Frost also found encouragement in joining the student organization AALANA, which stands for African American Latino/a, Asian and Native American. She plans to transfer to a four-year school and continue her studies in graphic design.
“Sarah is a shining example of what it means to be an EOP student and a Norman R. McConney Jr. Award recipient. Her will to succeed is a testament to her perseverance, grit, resilience and determination,” said Lisa Thomas, director of the EOP program at FLCC. “Even when things seemed impossible, Sarah dug deep, utilized her resources, and turned things around. She continues to rise above her circumstances, and we are excited to see her continue her journey.”
Frost encourages other students struggling with illness and disability not to give up.
“It’s going to be hard at times, but remember to talk to your EOP advisors. They will never steer you wrong, and they will always be there when you need them. Just keep trying,” she added.
The Norman R. McConney Jr. Award for Student Excellence is named in memory of a graduate of the University at Albany and former assistant dean for special programs at SUNY. McConney (1946–2016) and former Assembly Deputy Speaker Arthur O. Eve helped create EOP as a statewide program.
Frost attended an award ceremony in Albany on April 14 with Thomas and Siegwarth, the EOP academic support outreach specialist.
“I can tell you this right now, if not for EOP, I would not have made it this far. When I was running low on food, they assisted me. When I needed new school supplies, they were there,” she said. “I think that every school needs people like Lisa and Nicole because without them a lot of underprivileged students would get lost in the shuffle.”
“I have had the great fortune of working with Sarah very closely in my role,” Siegwarth added. “She is warm, talented, funny, and spirited. Her inner strength and motivation to be successful in life despite the many personal, academic, and financial hurdles she has faced is inspirational. I wish it was something that I could bottle and share with all of our students. I am so proud of her and her determination and cannot wait to see what comes next. She knows I will always be there to offer support and to cheer on her success.”

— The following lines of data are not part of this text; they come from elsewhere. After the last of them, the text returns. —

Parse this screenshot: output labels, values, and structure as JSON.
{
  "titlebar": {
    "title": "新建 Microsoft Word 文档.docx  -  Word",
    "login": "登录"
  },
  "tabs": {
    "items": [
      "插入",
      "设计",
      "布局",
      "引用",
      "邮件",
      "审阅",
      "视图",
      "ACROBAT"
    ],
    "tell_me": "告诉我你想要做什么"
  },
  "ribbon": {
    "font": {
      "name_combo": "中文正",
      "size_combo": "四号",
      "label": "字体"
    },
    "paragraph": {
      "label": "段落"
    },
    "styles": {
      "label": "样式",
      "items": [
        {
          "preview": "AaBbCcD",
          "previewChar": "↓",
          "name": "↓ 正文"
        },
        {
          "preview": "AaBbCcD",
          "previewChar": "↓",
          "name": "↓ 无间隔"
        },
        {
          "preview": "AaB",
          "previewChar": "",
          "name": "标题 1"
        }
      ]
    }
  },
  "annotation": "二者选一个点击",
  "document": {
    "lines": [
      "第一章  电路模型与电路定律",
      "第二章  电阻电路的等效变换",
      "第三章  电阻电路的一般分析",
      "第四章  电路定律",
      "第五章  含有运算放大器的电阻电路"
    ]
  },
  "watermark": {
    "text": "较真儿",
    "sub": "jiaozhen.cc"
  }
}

Since its inception in 1967, the EOP has provided access, academic support, and supplemental financial assistance to students from disadvantaged backgrounds, many of whom are the first in their families to attend college. In its 55-year history, the EOP has served more than 78,000 students and evolved into one of the country’s most successful college access programs.
In the current academic year, SUNY has nearly 8,000 EOP students on 50 SUNY campuses. EOP students often outperform their peers, with 74 percent of them graduating with a baccalaureate degree within six years.
Frost credited several faculty and staff for contributing to her success.
“I would like to give a special thank-you to my teachers and staff: Margaret Pence, Barbara J. Senglaub, Lacey McKinney, Nicole Siegwarth, Lisa Thomas, Dorren Allen-Carr, Sim Covington, Amy McGowan, Andrea Cornett, Suzanne Marino, Jodi Merklinger, Melissa Soules, and Aaron Sullivan. Thank you from the bottom of my heart. Without knowing it, you have helped make my dreams come true,” she said.